Friday, November 30, 2012

Faith


I actually wrote this a couple days ago and put it aside to think about it and to decide if it was how I really felt.

I really admire people with strong faith.  I'm really struggling with this.  I'm not sure why I find it so hard to believe in things......perhaps because I've been proven wrong time and time again. In 50 years I've learned that evil sometimes overcomes good, that people (including myself) don't keep promises, that some wounds fester and hurt for all time.  I could be hated for asking this but how can I believe in what I don't see or feel or hear? I hate that - how do you learn to have faith and how do you have it one day and not another?  I try to think of the things that I don't worry about, that I have faith enough that I don't even have to think about them. I don't think there is a whole lot of stuff that I have faith in.  For a little while, there was a strong flapping of faith and over time it's gone from a little flutter, to a hard, cold stone in my chest.  I think when my dad died, a lot of me went with him.  I believed that he would always be there and now he is not. 
I really hope that this is a temporary thing - I suspect it is just a reaction to losing my dad.  I really want to have faith and to believe but some days I just feel alone.  Christmas is a bad time to lose faith.  
I don't feel like this so much right now.  Sometimes it takes connecting with the right person and/or hearing a different perspective.
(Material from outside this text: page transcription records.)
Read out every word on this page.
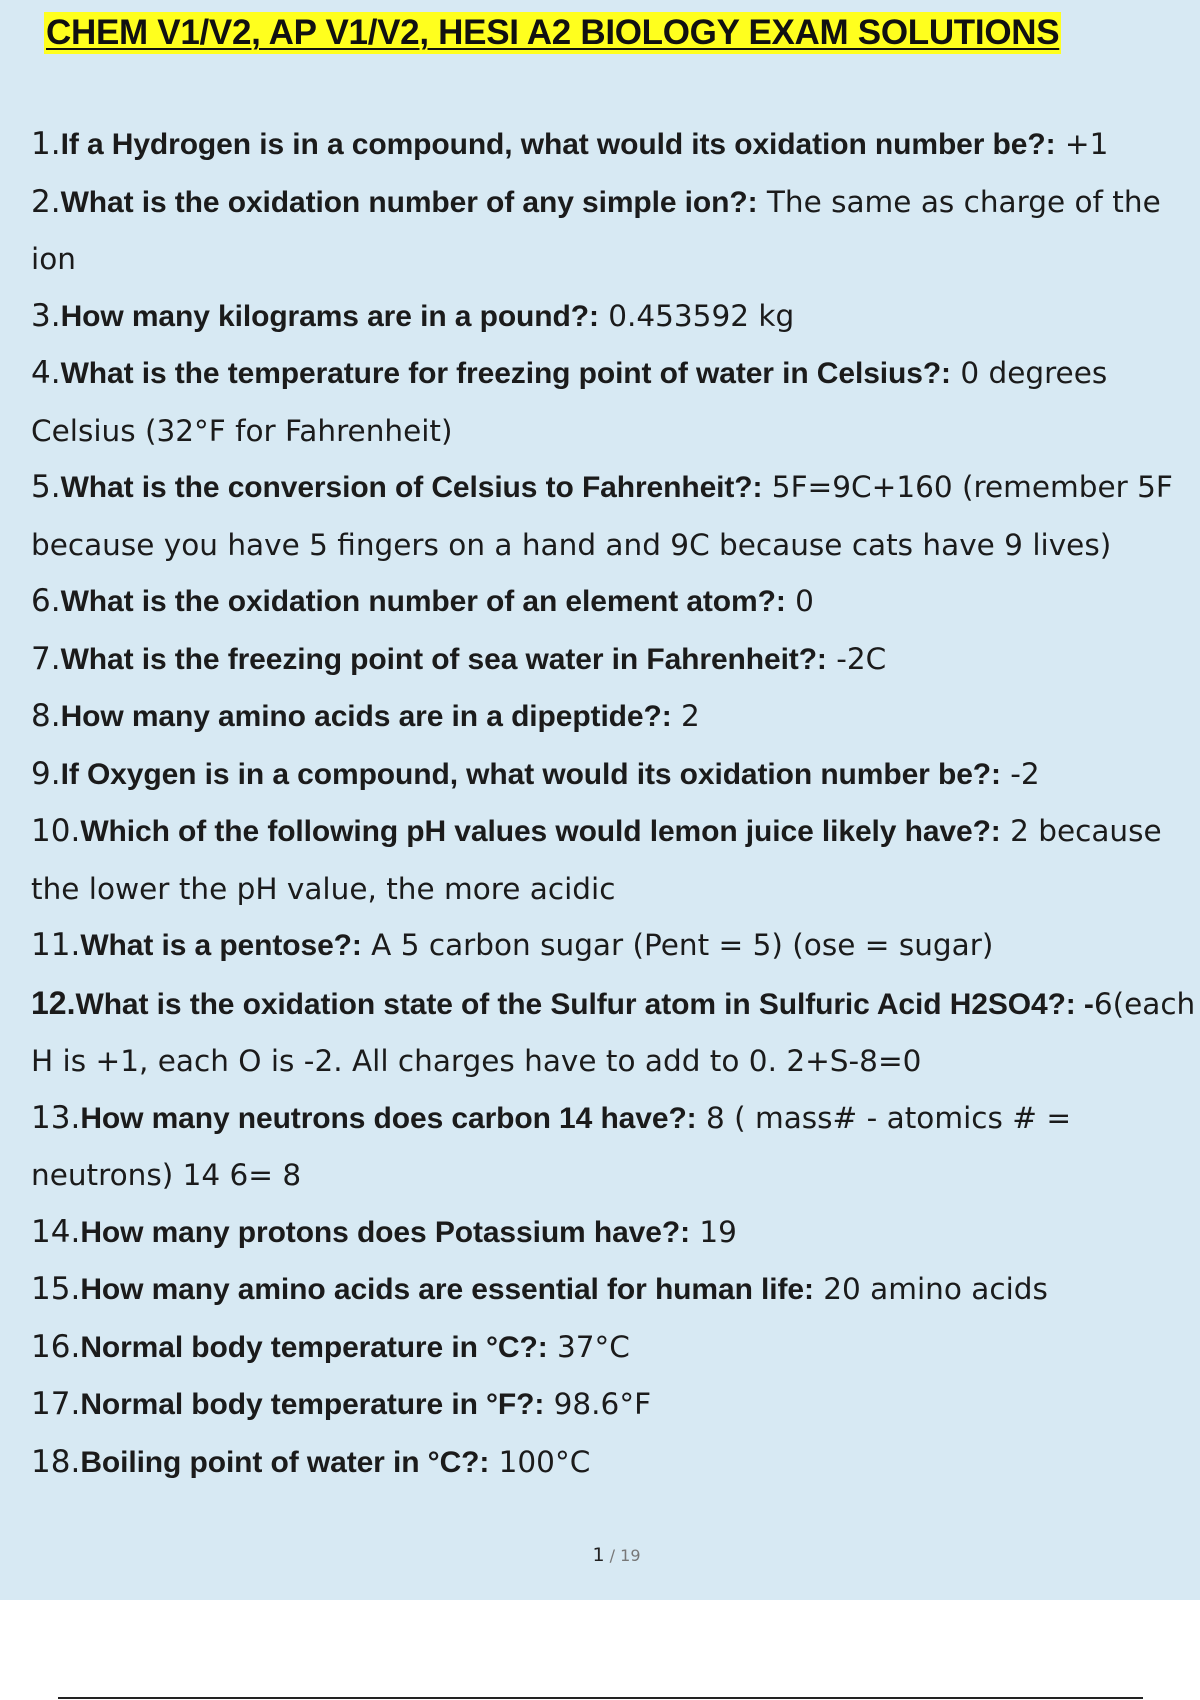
CHEM V1/V2, AP V1/V2, HESI A2 BIOLOGY EXAM SOLUTIONS
1.If a Hydrogen is in a compound, what would its oxidation number be?: +1
2.What is the oxidation number of any simple ion?: The same as charge of the ion
3.How many kilograms are in a pound?: 0.453592 kg
4.What is the temperature for freezing point of water in Celsius?: 0 degrees Celsius (32°F for Fahrenheit)
5.What is the conversion of Celsius to Fahrenheit?: 5F=9C+160 (remember 5F because you have 5 fingers on a hand and 9C because cats have 9 lives)
6.What is the oxidation number of an element atom?: 0
7.What is the freezing point of sea water in Fahrenheit?: -2C
8.How many amino acids are in a dipeptide?: 2
9.If Oxygen is in a compound, what would its oxidation number be?: -2
10.Which of the following pH values would lemon juice likely have?: 2 because the lower the pH value, the more acidic
11.What is a pentose?: A 5 carbon sugar (Pent = 5) (ose = sugar)
12.What is the oxidation state of the Sulfur atom in Sulfuric Acid H2SO4?: -6(each H is +1, each O is -2. All charges have to add to 0. 2+S-8=0
13.How many neutrons does carbon 14 have?: 8 ( mass# - atomics # = neutrons) 14 6= 8
14.How many protons does Potassium have?: 19
15.How many amino acids are essential for human life: 20 amino acids
16.Normal body temperature in °C?: 37°C
17.Normal body temperature in °F?: 98.6°F
18.Boiling point of water in °C?: 100°C
1 / 19
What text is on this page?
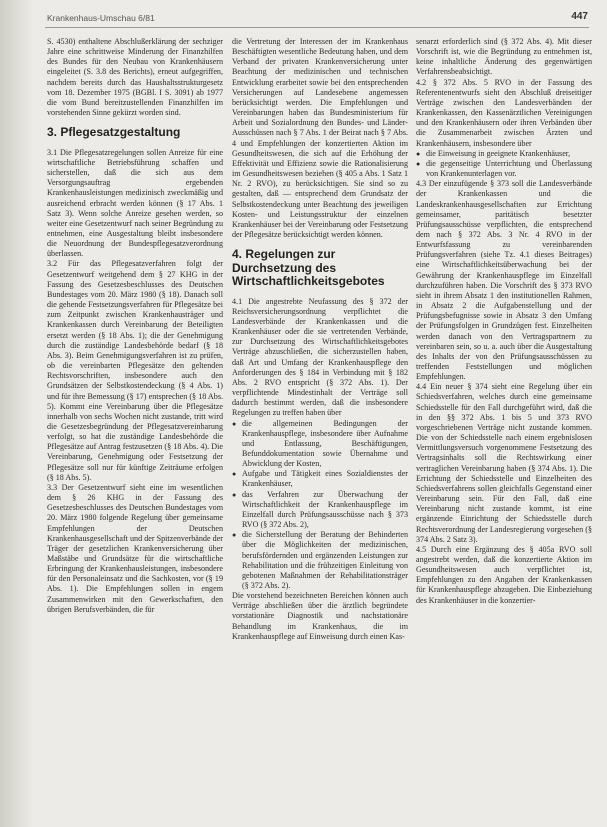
Krankenhaus-Umschau 6/81	447

S. 4530) enthaltene Abschlußerklärung der sechziger Jahre eine schrittweise Minderung der Finanzhilfen des Bundes für den Neubau von Krankenhäusern eingeleitet (S. 3.8 des Berichts), erneut aufgegriffen, nachdem bereits durch das Haushaltsstrukturgesetz vom 18. Dezember 1975 (BGBl. I S. 3091) ab 1977 die vom Bund bereitzustellenden Finanzhilfen im vorstehenden Sinne gekürzt worden sind.

3. Pflegesatzgestaltung

3.1 Die Pflegesatzregelungen sollen Anreize für eine wirtschaftliche Betriebsführung schaffen und sicherstellen, daß die sich aus dem Versorgungsauftrag ergebenden Krankenhausleistungen medizinisch zweckmäßig und ausreichend erbracht werden können (§ 17 Abs. 1 Satz 3). Wenn solche Anreize gesehen werden, so weiter eine Gesetzentwurf nach seiner Begründung zu entnehmen, eine Ausgestaltung bleibt insbesondere die Neuordnung der Bundespflegesatzverordnung überlassen.

3.2 Für das Pflegesatzverfahren folgt der Gesetzentwurf weitgehend dem § 27 KHG in der Fassung des Gesetzesbeschlusses des Deutschen Bundestages vom 20. März 1980 (§ 18). Danach soll die gehende Festsetzungsverfahren für Pflegesätze bei zum Zeitpunkt zwischen Krankenhausträger und Krankenkassen durch Vereinbarung der Beteiligten ersetzt werden (§ 18 Abs. 1); die der Genehmigung durch die zuständige Landesbehörde bedarf (§ 18 Abs. 3). Beim Genehmigungsverfahren ist zu prüfen, ob die vereinbarten Pflegesätze den geltenden Rechtsvorschriften, insbesondere auch den Grundsätzen der Selbstkostendeckung (§ 4 Abs. 1) und für ihre Bemessung (§ 17) entsprechen (§ 18 Abs. 5). Kommt eine Vereinbarung über die Pflegesätze innerhalb von sechs Wochen nicht zustande, tritt wird die Gesetzesbegründung der Pflegesatzvereinbarung verfolgt, so hat die zuständige Landesbehörde die Pflegesätze auf Antrag festzusetzen (§ 18 Abs. 4). Die Vereinbarung, Genehmigung oder Festsetzung der Pflegesätze soll nur für künftige Zeiträume erfolgen (§ 18 Abs. 5).

3.3 Der Gesetzentwurf sieht eine im wesentlichen dem § 26 KHG in der Fassung des Gesetzesbeschlusses des Deutschen Bundestages vom 20. März 1980 folgende Regelung über gemeinsame Empfehlungen der Deutschen Krankenhausgesellschaft und der Spitzenverbände der Träger der gesetzlichen Krankenversicherung über Maßstäbe und Grundsätze für die wirtschaftliche Erbringung der Krankenhausleistungen, insbesondere für den Personaleinsatz und die Sachkosten, vor (§ 19 Abs. 1). Die Empfehlungen sollen in engem Zusammenwirken mit den Gewerkschaften, den übrigen Berufsverbänden, die für

die Vertretung der Interessen der im Krankenhaus Beschäftigten wesentliche Bedeutung haben, und dem Verband der privaten Krankenversicherung unter Beachtung der medizinischen und technischen Entwicklung erarbeitet sowie bei den entsprechenden Versicherungen auf Landesebene angemessen berücksichtigt werden. Die Empfehlungen und Vereinbarungen haben das Bundesministerium für Arbeit und Sozialordnung den Bundes- und Länder-Ausschüssen nach § 7 Abs. 1 der Beirat nach § 7 Abs. 4 und Empfehlungen der konzertierten Aktion im Gesundheitswesen, die sich auf die Erhöhung der Effektivität und Effizienz sowie die Rationalisierung im Gesundheitswesen beziehen (§ 405 a Abs. 1 Satz 1 Nr. 2 RVO), zu berücksichtigen. Sie sind so zu gestalten, daß — entsprechend dem Grundsatz der Selbstkostendeckung unter Beachtung des jeweiligen Kosten- und Leistungsstruktur der einzelnen Krankenhäuser bei der Vereinbarung oder Festsetzung der Pflegesätze berücksichtigt werden können.

4. Regelungen zur Durchsetzung des Wirtschaftlichkeitsgebotes

4.1 Die angestrebte Neufassung des § 372 der Reichsversicherungsordnung verpflichtet die Landesverbände der Krankenkassen und die Krankenhäuser oder die sie vertretenden Verbände, zur Durchsetzung des Wirtschaftlichkeitsgebotes Verträge abzuschließen, die sicherzustellen haben, daß Art und Umfang der Krankenhauspflege den Anforderungen des § 184 in Verbindung mit § 182 Abs. 2 RVO entspricht (§ 372 Abs. 1). Der verpflichtende Mindestinhalt der Verträge soll dadurch bestimmt werden, daß die insbesondere Regelungen zu treffen haben über

● die allgemeinen Bedingungen der Krankenhauspflege, insbesondere über Aufnahme und Entlassung, Beschäftigungen, Befunddokumentation sowie Übernahme und Abwicklung der Kosten,
● Aufgabe und Tätigkeit eines Sozialdienstes der Krankenhäuser,
● das Verfahren zur Überwachung der Wirtschaftlichkeit der Krankenhauspflege im Einzelfall durch Prüfungsausschüsse nach § 373 RVO (§ 372 Abs. 2),
● die Sicherstellung der Beratung der Behinderten über die Möglichkeiten der medizinischen, berufsfördernden und ergänzenden Leistungen zur Rehabilitation und die frühzeitigen Einleitung von gebotenen Maßnahmen der Rehabilitationsträger (§ 372 Abs. 2).

Die vorstehend bezeichneten Bereichen können auch Verträge abschließen über die ärztlich begründete vorstationäre Diagnostik und nachstationäre Behandlung im Krankenhaus, die im Krankenhauspflege auf Einweisung durch einen Kas-

senarzt erforderlich sind (§ 372 Abs. 4). Mit dieser Vorschrift ist, wie die Begründung zu entnehmen ist, keine inhaltliche Änderung des gegenwärtigen Verfahrensbeabsichtigt.

4.2 § 372 Abs. 5 RVO in der Fassung des Referentenentwurfs sieht den Abschluß dreiseitiger Verträge zwischen den Landesverbänden der Krankenkassen, den Kassenärztlichen Vereinigungen und den Krankenhäusern oder ihren Verbänden über die Zusammenarbeit zwischen Ärzten und Krankenhäusern, insbesondere über

● die Einweisung in geeignete Krankenhäuser,
● die gegenseitige Unterrichtung und Überlassung von Krankenunterlagen vor.

4.3 Der einzufügende § 373 soll die Landesverbände der Krankenkassen und die Landeskrankenhausgesellschaften zur Errichtung gemeinsamer, paritätisch besetzter Prüfungsausschüsse verpflichten, die entsprechend dem nach § 372 Abs. 3 Nr. 4 RVO in der Entwurfsfassung zu vereinbarenden Prüfungsverfahren (siehe Tz. 4.1 dieses Beitrages) eine Wirtschaftlichkeitsüberwachung bei der Gewährung der Krankenhauspflege im Einzelfall durchzuführen haben. Die Vorschrift des § 373 RVO sieht in ihrem Absatz 1 den institutionellen Rahmen, in Absatz 2 die Aufgabenstellung und der Prüfungsbefugnisse sowie in Absatz 3 den Umfang der Prüfungsfolgen in Grundzügen fest. Einzelheiten werden danach von den Vertragspartnern zu vereinbaren sein, so u. a. auch über die Ausgestaltung des Inhalts der von den Prüfungsausschüssen zu treffenden Feststellungen und möglichen Empfehlungen.

4.4 Ein neuer § 374 sieht eine Regelung über ein Schiedsverfahren, welches durch eine gemeinsame Schiedsstelle für den Fall durchgeführt wird, daß die in den §§ 372 Abs. 1 bis 5 und 373 RVO vorgeschriebenen Verträge nicht zustande kommen. Die von der Schiedsstelle nach einem ergebnislosen Vermittlungsversuch vorgenommene Festsetzung des Vertragsinhalts soll die Rechtswirkung einer vertraglichen Vereinbarung haben (§ 374 Abs. 1). Die Errichtung der Schiedsstelle und Einzelheiten des Schiedsverfahrens sollen gleichfalls Gegenstand einer Vereinbarung sein. Für den Fall, daß eine Vereinbarung nicht zustande kommt, ist eine ergänzende Einrichtung der Schiedsstelle durch Rechtsverordnung der Landesregierung vorgesehen (§ 374 Abs. 2 Satz 3).

4.5 Durch eine Ergänzung des § 405a RVO soll angestrebt werden, daß die konzertierte Aktion im Gesundheitswesen auch verpflichtet ist, Empfehlungen zu den Angaben der Krankenkassen für Krankenhauspflege abzugeben. Die Einbeziehung des Krankenhäuser in die konzertier-
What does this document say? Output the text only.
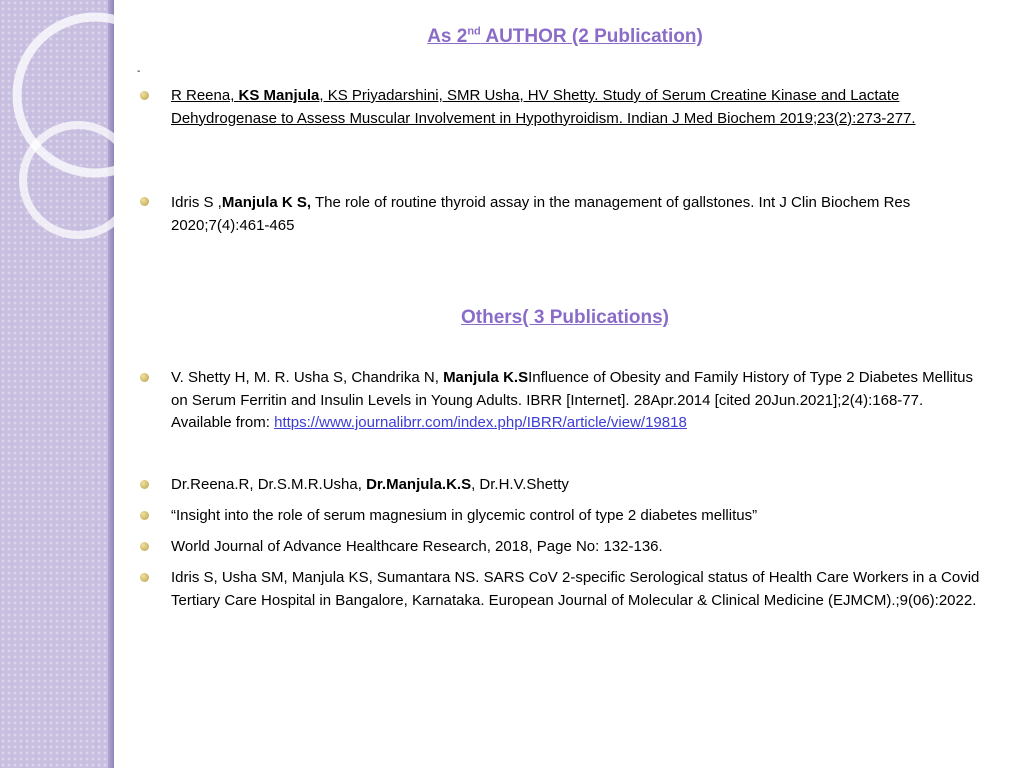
As 2nd AUTHOR (2 Publication)
-
R Reena, KS Manjula, KS Priyadarshini, SMR Usha, HV Shetty. Study of Serum Creatine Kinase and Lactate Dehydrogenase to Assess Muscular Involvement in Hypothyroidism. Indian J Med Biochem 2019;23(2):273-277.
Idris S ,Manjula K S, The role of routine thyroid assay in the management of gallstones. Int J Clin Biochem Res 2020;7(4):461-465
Others( 3 Publications)
V. Shetty H, M. R. Usha S, Chandrika N, Manjula K.SInfluence of Obesity and Family History of Type 2 Diabetes Mellitus on Serum Ferritin and Insulin Levels in Young Adults. IBRR [Internet]. 28Apr.2014 [cited 20Jun.2021];2(4):168-77. Available from: https://www.journalibrr.com/index.php/IBRR/article/view/19818
Dr.Reena.R, Dr.S.M.R.Usha, Dr.Manjula.K.S, Dr.H.V.Shetty
“Insight into the role of serum magnesium in glycemic control of type 2 diabetes mellitus”
World Journal of Advance Healthcare Research, 2018, Page No: 132-136.
Idris S, Usha SM, Manjula KS, Sumantara NS. SARS CoV 2-specific Serological status of Health Care Workers in a Covid Tertiary Care Hospital in Bangalore, Karnataka. European Journal of Molecular & Clinical Medicine (EJMCM).;9(06):2022.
Right now so much is changing in my life.  My oldest son is so far away and he has always been my ground.  Things always felt right after catching up with him once every week or so.  He's an even kind of guy and I always know what to expect from him.  After spending time with him, things always go back to being right.  But he's not here anymore.  My oldest daughter is too much like me.  She changes with the wind......just like me.  My other kids are pulling away and becoming their own person so in retrospect its no wonder that I feel alone.  Things aren't the same anymore and while it is exciting......it's also a bit disconcerting.


So on I'll go......getting used to life as it is right now and allowing myself to be flexible enough to accept the changes that are inevitable.